From Dancing with Cats. Chronicle Books, San Francisco. (1999). Photo: Heather Busch.
For They Shall Possess the Land
“I tried to break the spell—the heavy, mute spell of the wilderness—that seemed to draw him to its pitiless breast by the awakening of forgotten and brutal instincts, by the memory of gratified and monstrous passions.” —Joseph Conrad
, Heart of Darkness
How separable is a human from their culture? Does the soul speak to us in English or does it hiss at us with a cat-like growl? There is an alluring thread to our existence that twists its way up the family tree and stretches out a simian grasp toward the most extreme of branches:
backward in time to those other bodies, your mother, and hers and beyond, speech growing stranger
on thresholds of ice, rock, fire, bones changing, heads inclining to monkey bosom, lemur breast, guileless milk of the word. —Gwen Harwood, “Mother Who Gave Me Life”
As our species’ knowledge has grown we have learnt that rather than carved from divine clay, we are animals; the products of millions of years of biological and cultural evolution.
But if not clay, what then is our fundament?
The Feral Child offers a seductive window into the caged beast behind the eyes.

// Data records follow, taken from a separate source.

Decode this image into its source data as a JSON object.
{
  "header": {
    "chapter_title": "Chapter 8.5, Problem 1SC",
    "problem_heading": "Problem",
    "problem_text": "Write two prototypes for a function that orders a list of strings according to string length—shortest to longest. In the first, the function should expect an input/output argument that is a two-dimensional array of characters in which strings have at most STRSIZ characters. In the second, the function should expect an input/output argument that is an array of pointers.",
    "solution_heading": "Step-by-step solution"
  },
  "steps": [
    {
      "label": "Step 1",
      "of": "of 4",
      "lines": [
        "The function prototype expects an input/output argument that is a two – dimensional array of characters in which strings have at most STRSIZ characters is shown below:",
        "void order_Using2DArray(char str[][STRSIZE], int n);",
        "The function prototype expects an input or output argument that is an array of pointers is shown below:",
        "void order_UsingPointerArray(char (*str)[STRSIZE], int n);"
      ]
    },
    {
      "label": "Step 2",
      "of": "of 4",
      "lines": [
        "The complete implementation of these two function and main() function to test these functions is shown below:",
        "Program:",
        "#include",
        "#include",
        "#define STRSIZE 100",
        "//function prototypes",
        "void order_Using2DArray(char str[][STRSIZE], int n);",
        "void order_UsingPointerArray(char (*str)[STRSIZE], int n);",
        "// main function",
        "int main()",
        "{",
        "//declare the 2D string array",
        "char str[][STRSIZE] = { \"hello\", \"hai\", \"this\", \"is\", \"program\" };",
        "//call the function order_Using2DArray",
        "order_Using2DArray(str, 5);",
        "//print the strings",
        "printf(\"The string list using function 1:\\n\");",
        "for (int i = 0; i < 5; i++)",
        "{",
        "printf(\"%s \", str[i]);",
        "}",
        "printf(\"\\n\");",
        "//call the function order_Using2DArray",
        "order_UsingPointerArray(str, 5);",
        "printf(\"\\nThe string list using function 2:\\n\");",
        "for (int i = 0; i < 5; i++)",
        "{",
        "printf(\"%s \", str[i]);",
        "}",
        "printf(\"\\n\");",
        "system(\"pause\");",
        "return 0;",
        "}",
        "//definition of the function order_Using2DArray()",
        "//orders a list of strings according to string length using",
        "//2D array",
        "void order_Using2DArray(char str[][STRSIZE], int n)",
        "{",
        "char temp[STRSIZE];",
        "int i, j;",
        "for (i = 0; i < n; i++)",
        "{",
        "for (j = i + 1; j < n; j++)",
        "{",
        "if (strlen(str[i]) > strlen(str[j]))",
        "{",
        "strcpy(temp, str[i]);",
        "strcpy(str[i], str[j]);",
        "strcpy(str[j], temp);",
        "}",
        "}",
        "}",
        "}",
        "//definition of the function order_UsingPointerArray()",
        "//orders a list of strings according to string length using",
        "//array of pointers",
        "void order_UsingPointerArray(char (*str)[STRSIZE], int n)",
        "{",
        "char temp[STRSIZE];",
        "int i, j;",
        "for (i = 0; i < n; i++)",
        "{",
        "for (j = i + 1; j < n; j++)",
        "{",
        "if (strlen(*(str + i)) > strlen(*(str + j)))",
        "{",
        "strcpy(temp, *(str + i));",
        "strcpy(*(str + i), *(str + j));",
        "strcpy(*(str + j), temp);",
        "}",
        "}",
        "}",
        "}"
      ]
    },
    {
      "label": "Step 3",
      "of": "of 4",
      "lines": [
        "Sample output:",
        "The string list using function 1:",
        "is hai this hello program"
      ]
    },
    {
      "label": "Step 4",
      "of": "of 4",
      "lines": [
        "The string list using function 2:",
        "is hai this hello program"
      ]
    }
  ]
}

Think Mowgli, Tarzan, Robin Williams in Jumanji... Optimistic narratives of abandoned children who are taken into the bosom of the wilderness and who survive by becoming something fierce and untamed—something inhuman.
According to Assistant Professor Henrike Moll of the Minds in Development Lab at USC, there are very few threads of fact woven into these fables.
“They’re not real…humans have to grow up in a society…somebody has to go into the caretaking role and if that doesn’t happen, the child dies.”
Why then are these tales so pervasive? These infants are born and reborn in different ages; Romulus & Remus abandoned to the ebb of the Tiber, but spared by a nurturing she-wolf and raised to be the men who forge the city that became an empire; the Lithuanian boy living with bears in 1661; the Lobo Girl running with wolves by the Devils River in Texas in 1845.
The persistence of the Feral Child suggests that there is something alluring, or something truthful or believable in these tales. As though when we look inwards we see the stirrings of animalistic urgency that give credence to the wild child who develops into something older and more vicious—who regresses into something savage.
There is of course a colonial falseness in the dichotomy of the savage and the enlightened—the Australian Aboriginals came from a culture 40,000 years older than the Europeans who “civilized” them.
A lack of written language, an absence of machines with cogs and a novel approach to body piercings does not necessarily imply closer ties to where the wild things are, though hunter-gatherer societies do have far higher homicide rates—up to 1 murder per 100 people—similar to wild chimpanzee populations—and much greater than the roughly 1 per 10,000 in Europe in the 1600s and 1 per 100,000 today.
There is certainly an aesthetic obviousness that a life beyond gates, roads and tax returns will draw us closer to the animal darkness that Conrad found in the deepest Congo. But proximity to nature and an affinity therein does not negate the need for cooperation with other people—it shows how utterly essential it is.
Professor Moll: “Humans are the most dependant species… We’re extremely helpless as kids…we have no fur to protect us from the cold…we can’t protect ourselves from predators at all. We’re very pitiful creatures as biological entities”
Yet it is this feebleness that gives us our greatest strength. It is our weakness that necessitates the bonds and love that is essential for our survival. It is our fragility that has driven our teetering ascension to the apex of the food chain—our distance from the feral. Therein we perhaps see the allure of the Feral Child—a being that transcends our meekness.
But it is the meek who have inherited the earth.